Y si alguien pregunta: ¿cómo andamos por acá? Pues...
igual que siempre, vamos, si acaso la interrogante me la lanzasen a mí. E igual que España, añadiría, para precisar la cosa. Solamente habría que puntualizar que, por estos lares la indignación parece andar camino a la extinción. Porque ya saben. En nuestro mar de sargazos de la cochinada y del chanchuyo y del “cómo es”, la probidad es una palabra inexistente en nuestra idiosincrasia. O en nuestra cultura.
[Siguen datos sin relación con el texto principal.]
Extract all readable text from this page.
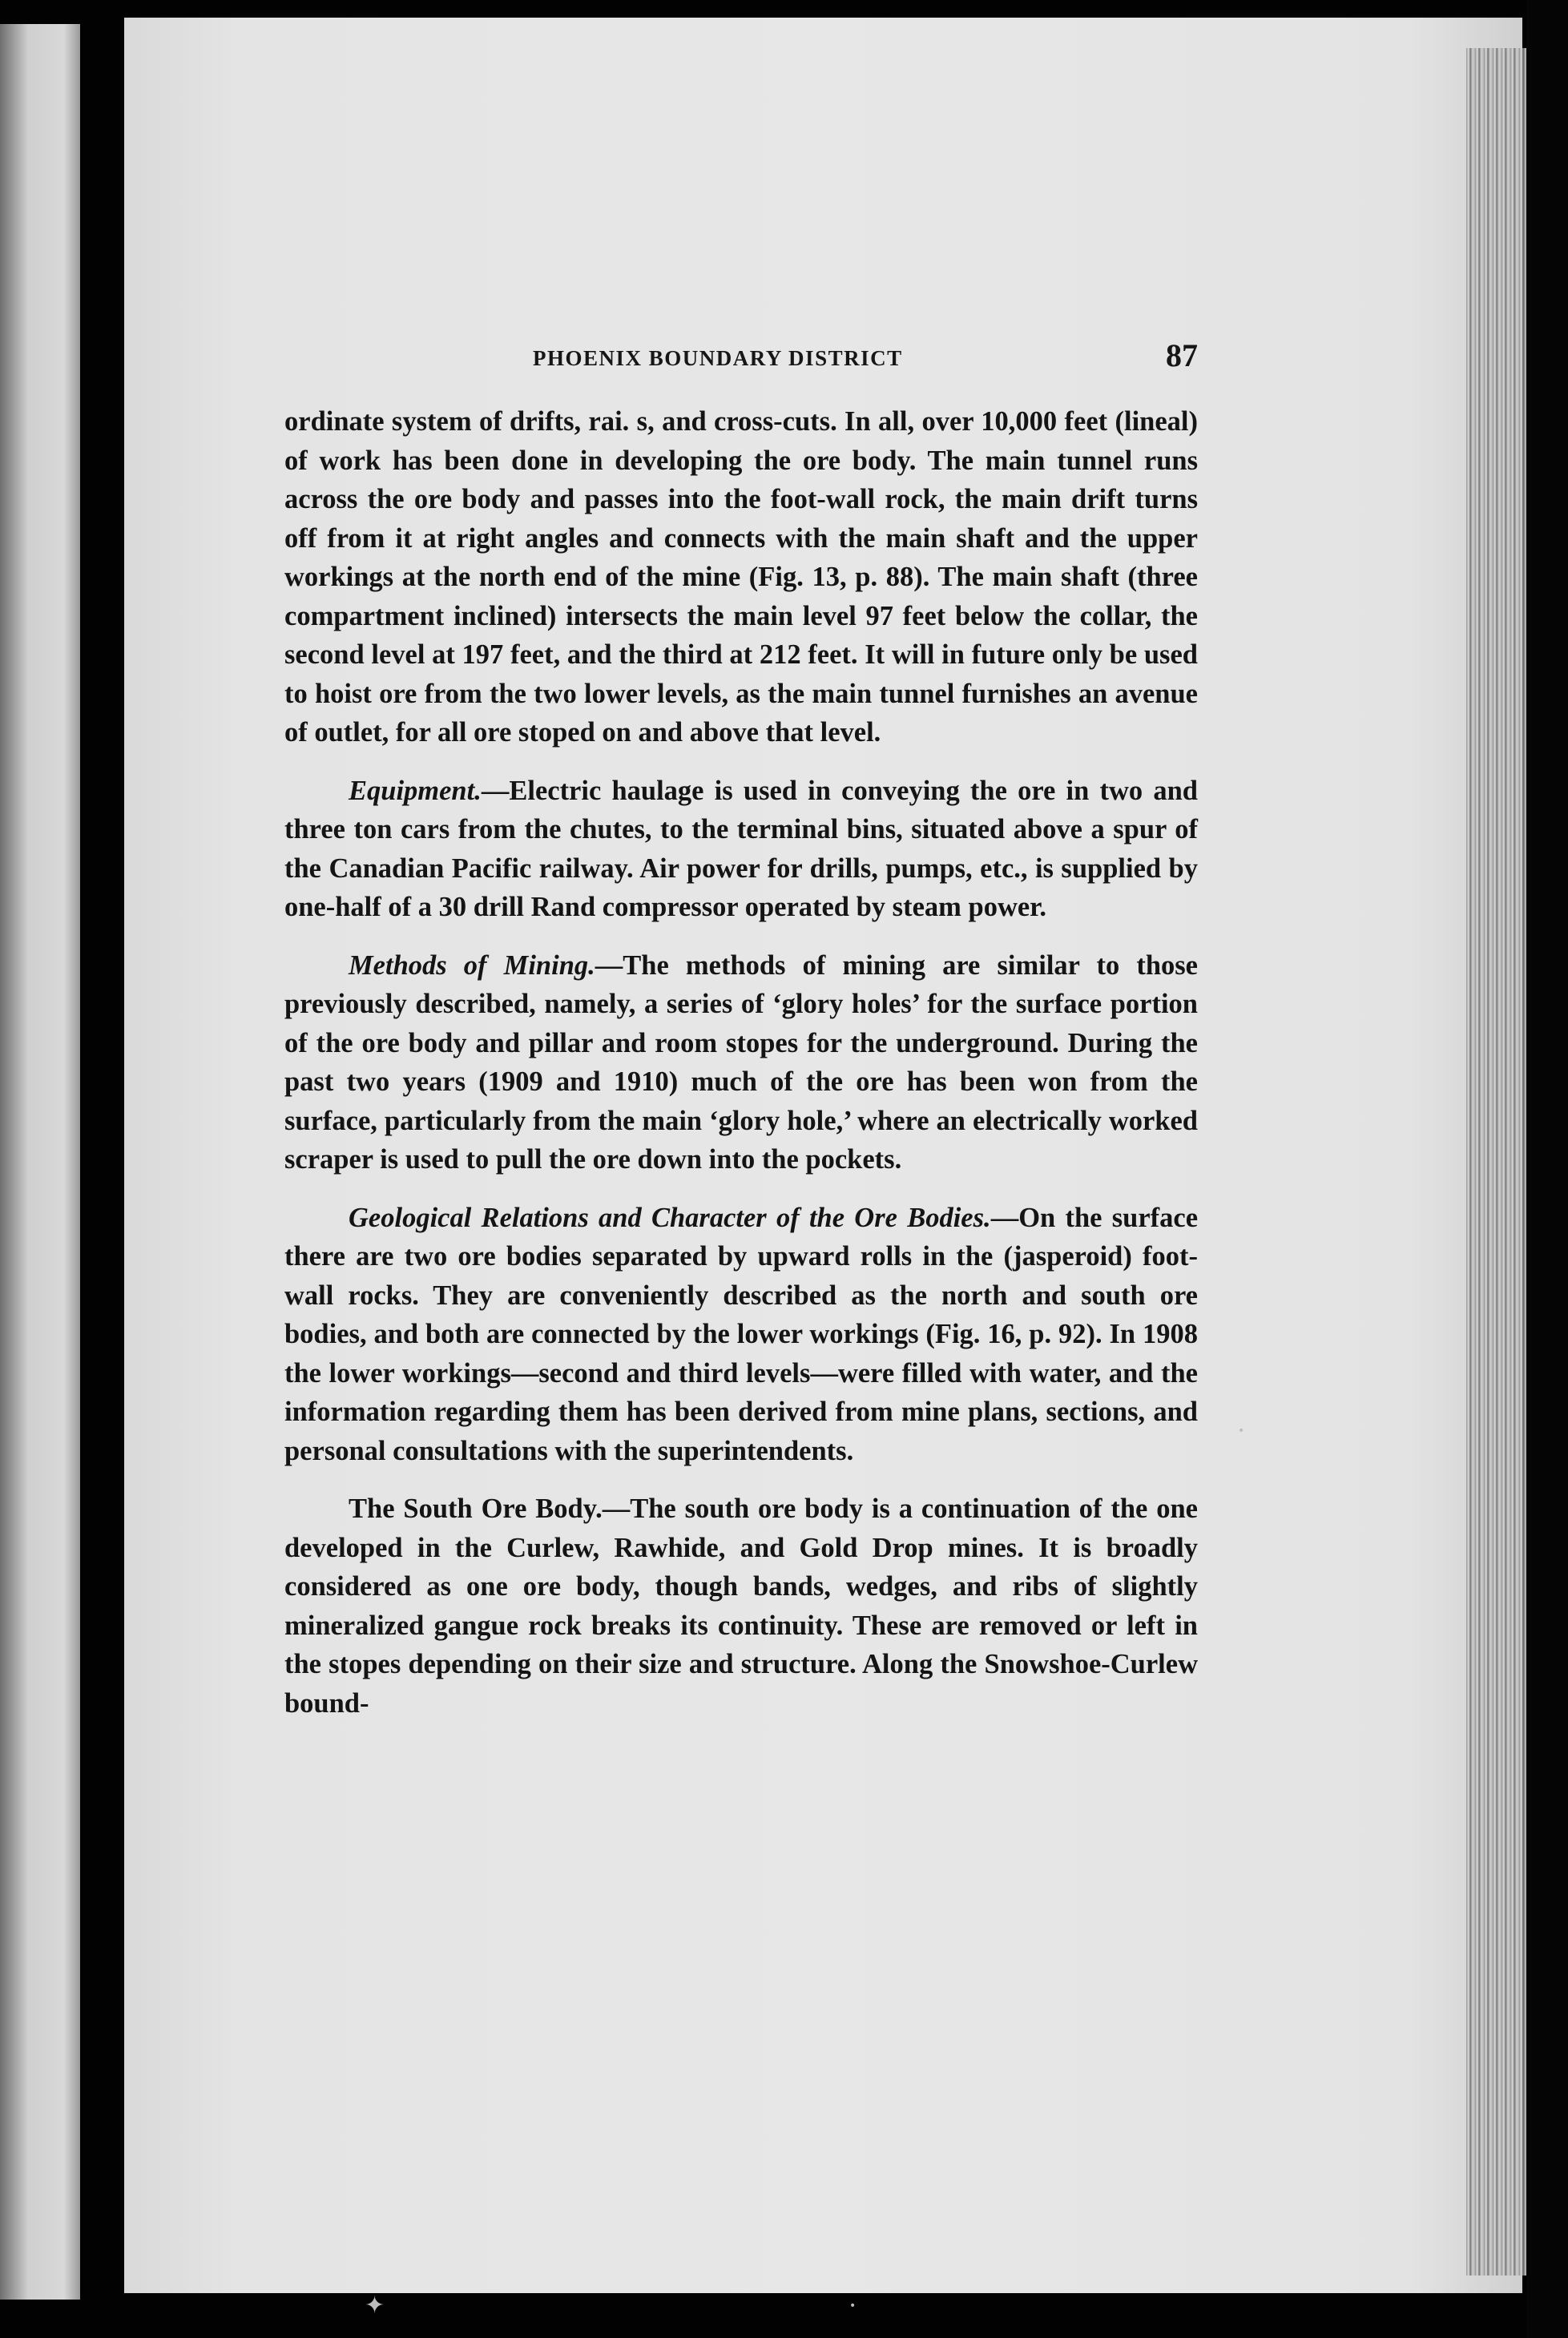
PHOENIX BOUNDARY DISTRICT	87

ordinate system of drifts, rai. s, and cross-cuts. In all, over 10,000 feet (lineal) of work has been done in developing the ore body. The main tunnel runs across the ore body and passes into the foot-wall rock, the main drift turns off from it at right angles and connects with the main shaft and the upper workings at the north end of the mine (Fig. 13, p. 88). The main shaft (three compartment inclined) intersects the main level 97 feet below the collar, the second level at 197 feet, and the third at 212 feet. It will in future only be used to hoist ore from the two lower levels, as the main tunnel furnishes an avenue of outlet, for all ore stoped on and above that level.

Equipment.—Electric haulage is used in conveying the ore in two and three ton cars from the chutes, to the terminal bins, situated above a spur of the Canadian Pacific railway. Air power for drills, pumps, etc., is supplied by one-half of a 30 drill Rand compressor operated by steam power.

Methods of Mining.—The methods of mining are similar to those previously described, namely, a series of ‘glory holes’ for the surface portion of the ore body and pillar and room stopes for the underground. During the past two years (1909 and 1910) much of the ore has been won from the surface, particularly from the main ‘glory hole,’ where an electrically worked scraper is used to pull the ore down into the pockets.

Geological Relations and Character of the Ore Bodies.—On the surface there are two ore bodies separated by upward rolls in the (jasperoid) foot-wall rocks. They are conveniently described as the north and south ore bodies, and both are connected by the lower workings (Fig. 16, p. 92). In 1908 the lower workings—second and third levels—were filled with water, and the information regarding them has been derived from mine plans, sections, and personal consultations with the superintendents.

The South Ore Body.—The south ore body is a continuation of the one developed in the Curlew, Rawhide, and Gold Drop mines. It is broadly considered as one ore body, though bands, wedges, and ribs of slightly mineralized gangue rock breaks its continuity. These are removed or left in the stopes depending on their size and structure. Along the Snowshoe-Curlew bound-

✦	•
•
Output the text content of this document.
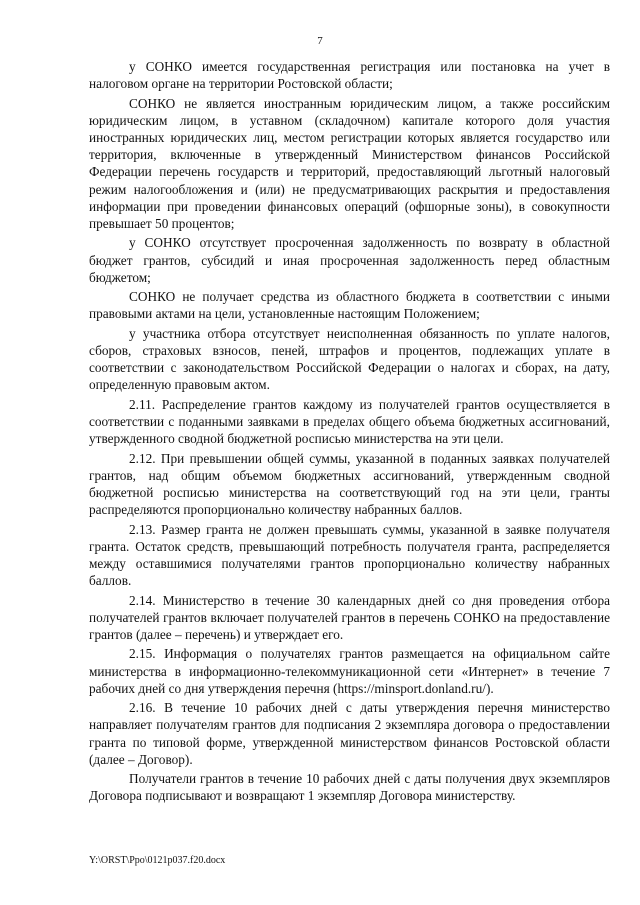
7

у СОНКО имеется государственная регистрация или постановка на учет в налоговом органе на территории Ростовской области;

СОНКО не является иностранным юридическим лицом, а также российским юридическим лицом, в уставном (складочном) капитале которого доля участия иностранных юридических лиц, местом регистрации которых является государство или территория, включенные в утвержденный Министерством финансов Российской Федерации перечень государств и территорий, предоставляющий льготный налоговый режим налогообложения и (или) не предусматривающих раскрытия и предоставления информации при проведении финансовых операций (офшорные зоны), в совокупности превышает 50 процентов;

у СОНКО отсутствует просроченная задолженность по возврату в областной бюджет грантов, субсидий и иная просроченная задолженность перед областным бюджетом;

СОНКО не получает средства из областного бюджета в соответствии с иными правовыми актами на цели, установленные настоящим Положением;

у участника отбора отсутствует неисполненная обязанность по уплате налогов, сборов, страховых взносов, пеней, штрафов и процентов, подлежащих уплате в соответствии с законодательством Российской Федерации о налогах и сборах, на дату, определенную правовым актом.

2.11. Распределение грантов каждому из получателей грантов осуществляется в соответствии с поданными заявками в пределах общего объема бюджетных ассигнований, утвержденного сводной бюджетной росписью министерства на эти цели.

2.12. При превышении общей суммы, указанной в поданных заявках получателей грантов, над общим объемом бюджетных ассигнований, утвержденным сводной бюджетной росписью министерства на соответствующий год на эти цели, гранты распределяются пропорционально количеству набранных баллов.

2.13. Размер гранта не должен превышать суммы, указанной в заявке получателя гранта. Остаток средств, превышающий потребность получателя гранта, распределяется между оставшимися получателями грантов пропорционально количеству набранных баллов.

2.14. Министерство в течение 30 календарных дней со дня проведения отбора получателей грантов включает получателей грантов в перечень СОНКО на предоставление грантов (далее – перечень) и утверждает его.

2.15. Информация о получателях грантов размещается на официальном сайте министерства в информационно-телекоммуникационной сети «Интернет» в течение 7 рабочих дней со дня утверждения перечня (https://minsport.donland.ru/).

2.16. В течение 10 рабочих дней с даты утверждения перечня министерство направляет получателям грантов для подписания 2 экземпляра договора о предоставлении гранта по типовой форме, утвержденной министерством финансов Ростовской области (далее – Договор).

Получатели грантов в течение 10 рабочих дней с даты получения двух экземпляров Договора подписывают и возвращают 1 экземпляр Договора министерству.

Y:\ORST\Ppo\0121p037.f20.docx
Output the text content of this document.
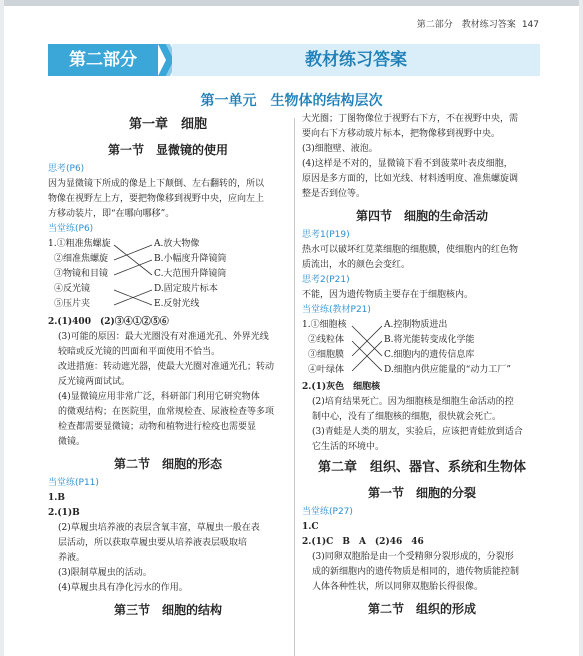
第二部分　教材练习答案 147
第二部分	教材练习答案
第一单元　生物体的结构层次
第一章　细胞
第一节　显微镜的使用
思考(P6)
因为显微镜下所成的像是上下颠倒、左右翻转的，所以
物像在视野左上方，要把物像移到视野中央，应向左上
方移动装片，即“在哪向哪移”。
当堂练(P6)
1.①粗准焦螺旋
②细准焦螺旋
③物镜和目镜
④反光镜
⑤压片夹
A.放大物像
B.小幅度升降镜筒
C.大范围升降镜筒
D.固定玻片标本
E.反射光线
2.(1)400　(2)③④①②⑤⑥
(3)可能的原因：最大光圈没有对准通光孔、外界光线
较暗或反光镜的凹面和平面使用不恰当。
改进措施：转动遮光器，使最大光圈对准通光孔；转动
反光镜两面试试。
(4)显微镜应用非常广泛，科研部门利用它研究物体
的微观结构；在医院里，血常规检查、尿液检查等多项
检查都需要显微镜；动物和植物进行检疫也需要显
微镜。
第二节　细胞的形态
当堂练(P11)
1.B
2.(1)B
(2)草履虫培养液的表层含氧丰富，草履虫一般在表
层活动，所以获取草履虫要从培养液表层吸取培
养液。
(3)限制草履虫的活动。
(4)草履虫具有净化污水的作用。
第三节　细胞的结构
大光圈；丁图物像位于视野右下方，不在视野中央，需
要向右下方移动玻片标本，把物像移到视野中央。
(3)细胞壁、液泡。
(4)这样是不对的，显微镜下看不到菠菜叶表皮细胞，
原因是多方面的，比如光线、材料透明度、准焦螺旋调
整是否到位等。
第四节　细胞的生命活动
思考1(P19)
热水可以破坏红苋菜细胞的细胞膜，使细胞内的红色物
质流出，水的颜色会变红。
思考2(P21)
不能，因为遗传物质主要存在于细胞核内。
当堂练(教材P21)
1.①细胞核
②线粒体
③细胞膜
④叶绿体
A.控制物质进出
B.将光能转变成化学能
C.细胞内的遗传信息库
D.细胞内供应能量的“动力工厂”
2.(1)灰色　细胞核
(2)培育结果死亡。因为细胞核是细胞生命活动的控
制中心，没有了细胞核的细胞，很快就会死亡。
(3)青蛙是人类的朋友，实验后，应该把青蛙放到适合
它生活的环境中。
第二章　组织、器官、系统和生物体
第一节　细胞的分裂
当堂练(P27)
1.C
2.(1)C　B　A　(2)46　46
(3)同卵双胞胎是由一个受精卵分裂形成的，分裂形
成的新细胞内的遗传物质是相同的，遗传物质能控制
人体各种性状，所以同卵双胞胎长得很像。
第二节　组织的形成
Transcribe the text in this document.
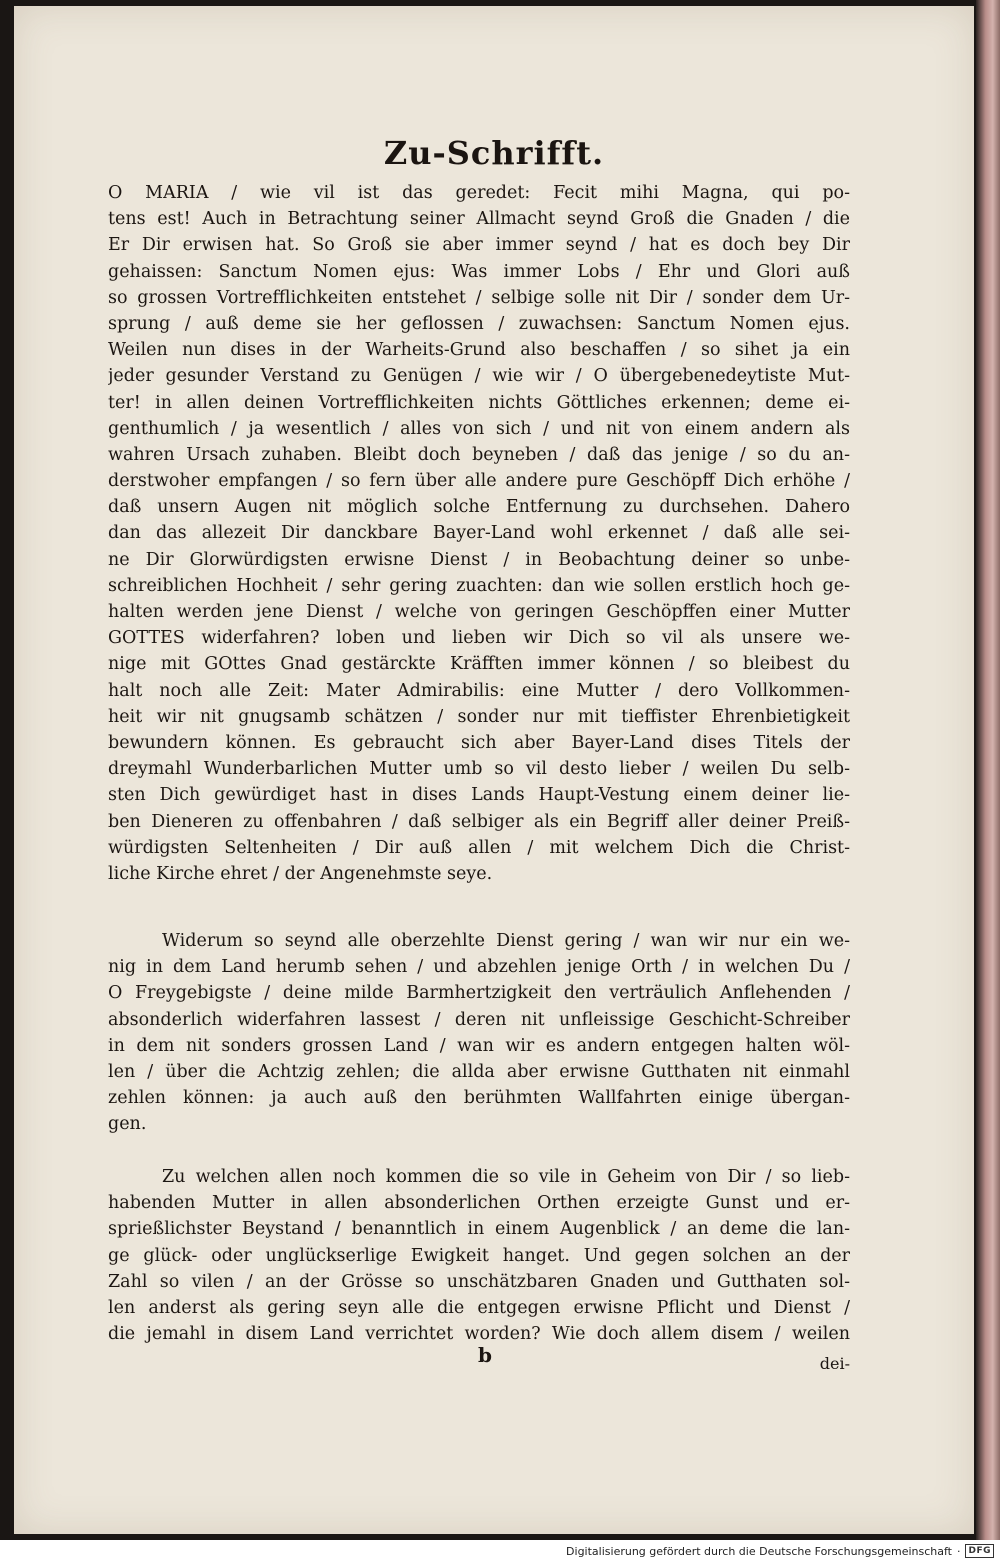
Zu-Schrifft.
O MARIA / wie vil ist das geredet: Fecit mihi Magna, qui po-
tens est! Auch in Betrachtung seiner Allmacht seynd Groß die Gnaden / die
Er Dir erwisen hat. So Groß sie aber immer seynd / hat es doch bey Dir
gehaissen: Sanctum Nomen ejus: Was immer Lobs / Ehr und Glori auß
so grossen Vortrefflichkeiten entstehet / selbige solle nit Dir / sonder dem Ur-
sprung / auß deme sie her geflossen / zuwachsen: Sanctum Nomen ejus.
Weilen nun dises in der Warheits-Grund also beschaffen / so sihet ja ein
jeder gesunder Verstand zu Genügen / wie wir / O übergebenedeytiste Mut-
ter! in allen deinen Vortrefflichkeiten nichts Göttliches erkennen; deme ei-
genthumlich / ja wesentlich / alles von sich / und nit von einem andern als
wahren Ursach zuhaben. Bleibt doch beyneben / daß das jenige / so du an-
derstwoher empfangen / so fern über alle andere pure Geschöpff Dich erhöhe /
daß unsern Augen nit möglich solche Entfernung zu durchsehen. Dahero
dan das allezeit Dir danckbare Bayer-Land wohl erkennet / daß alle sei-
ne Dir Glorwürdigsten erwisne Dienst / in Beobachtung deiner so unbe-
schreiblichen Hochheit / sehr gering zuachten: dan wie sollen erstlich hoch ge-
halten werden jene Dienst / welche von geringen Geschöpffen einer Mutter
GOTTES widerfahren? loben und lieben wir Dich so vil als unsere we-
nige mit GOttes Gnad gestärckte Kräfften immer können / so bleibest du
halt noch alle Zeit: Mater Admirabilis: eine Mutter / dero Vollkommen-
heit wir nit gnugsamb schätzen / sonder nur mit tieffister Ehrenbietigkeit
bewundern können. Es gebraucht sich aber Bayer-Land dises Titels der
dreymahl Wunderbarlichen Mutter umb so vil desto lieber / weilen Du selb-
sten Dich gewürdiget hast in dises Lands Haupt-Vestung einem deiner lie-
ben Dieneren zu offenbahren / daß selbiger als ein Begriff aller deiner Preiß-
würdigsten Seltenheiten / Dir auß allen / mit welchem Dich die Christ-
liche Kirche ehret / der Angenehmste seye.
Widerum so seynd alle oberzehlte Dienst gering / wan wir nur ein we-
nig in dem Land herumb sehen / und abzehlen jenige Orth / in welchen Du /
O Freygebigste / deine milde Barmhertzigkeit den verträulich Anflehenden /
absonderlich widerfahren lassest / deren nit unfleissige Geschicht-Schreiber
in dem nit sonders grossen Land / wan wir es andern entgegen halten wöl-
len / über die Achtzig zehlen; die allda aber erwisne Gutthaten nit einmahl
zehlen können: ja auch auß den berühmten Wallfahrten einige übergan-
gen.
Zu welchen allen noch kommen die so vile in Geheim von Dir / so lieb-
habenden Mutter in allen absonderlichen Orthen erzeigte Gunst und er-
sprießlichster Beystand / benanntlich in einem Augenblick / an deme die lan-
ge glück- oder unglückserlige Ewigkeit hanget. Und gegen solchen an der
Zahl so vilen / an der Grösse so unschätzbaren Gnaden und Gutthaten sol-
len anderst als gering seyn alle die entgegen erwisne Pflicht und Dienst /
die jemahl in disem Land verrichtet worden? Wie doch allem disem / weilen
b	dei-
Digitalisierung gefördert durch die Deutsche Forschungsgemeinschaft · DFG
Existen personas correctas, claro. Y honestas. Pero el sistema, no nos engañemos, está hecho para cutrear. Para esquilmar. Para ser opacos. O turbios. Y corruptos. Echen nomás una ojeada rápida al Congreso. Para que no me vengan luego con que exagero. Ahí, en ese antro, se suele tolerar todo. Abusos. Vicios. Indecencias. Malos olores. Es así. Pero eso no es lo peor, claro. Lo peor es que el país debe plegarse a lo que ahí dispongan. Como ocurre con el Poder Ejecutivo. Igualito. Solamente que ahí, en el Ejecutivo, son más prepotentes y desconsiderados que en el Parlamento, donde apenas llegan a bulliciosos, vanos e insufribles. Y bueno. Además están pensando en cómo atornillarse en el poder. Pregúntenle, si acaso alguien tiene dudas, a Nadine.
De hecho, no todos entran como terminan saliendo. Hay bienintencionados, es verdad. Pero la corrupción los termina secuestrando de igual forma. Porque a ver si nos entendemos. La corrupción no es solo la abultada coima envuelta en un grosero sobre manila, sino también aquello que altera y trastoca las reglas para echarlo todo a perder. Es el soborno que pudre, sí. Aunque lo es de igual modo la burocracia absurda que no oye al ciudadano, sino lo agrede. Es el político atropellador y vulgar que se opone a la transparencia y a los contrapesos, y cree que el acceso a la información pública es una página web que hay que actualizar con documentación reciclada e inane. Y que cree que Dinamarca, Nueva Zelanda y Finlandia no son países, sino mundos incomprensibles de otra galaxia.
La corrupción es el espíritu de los tiempos, dirá el político peruano, comentando las noticias españolas, como haciéndole un guiño a “la normalidad”, amén de mostrarla como algo que “ya ven, pasa en todas partes, pasa en el primer mundo, cómo no va a pasar en el Perú”, donde los presidentes ingresan al poder sin fortuna y salen con varias propiedades, elegantísimas casas, y declaraciones de renta que no se condicen con sus ingresos, aprovechándose de la ausencia de un control social. Y así.
Lo demás no tengo que contarlo porque es historia conocida. Es la historia de una plaga. Una plaga con operadores desconocidos pero que tiene a beneficiarios notorios que declaran ante los medios y pontifican y opinan pese a sus trapacerías y pendejadas, creyéndose de pronto que ya se encuentran en la cúspide de la cadena alimenticia.
Qué cosas. Mientras tanto, el país oficial paga impuestos. Y algunos peruanos contribuimos con nuestros tributos para que unos miserables, que manejan los recursos de todos, saquen tajadas para engordar sus bolsillos y, de paso, dinamitar la exigua credibilidad del sistema.
Bueno. No tengo datos duros y documentados al respecto, me disculparán. Lo mío es apenas una tincada. O un pálpito, si prefieren. Pero que la corrupción es un carnaval perpetuo en el Perú, pues qué quieren que les diga, me parece una verdad de a puño. Lo más parecido a un dogma de fe. Y el problema es que la corrupción institucional, como los pantanos o los agujeros negros, cuando te atrapa lo hace para siempre.
¿Estoy generalizando? ¿E hiperbolizando? No lo sé. En todo caso, no encuentro otra manera de razonar cuando tengo la certeza que mis contribuciones al Estado se van mes a mes por la alcantarilla del aprovechamiento ajeno, sin que a nadie le importe un carajo. Supongo que no soy el único que tiene esta percepción. Pero tenía que decirlo. Mejor dicho, vomitarlo.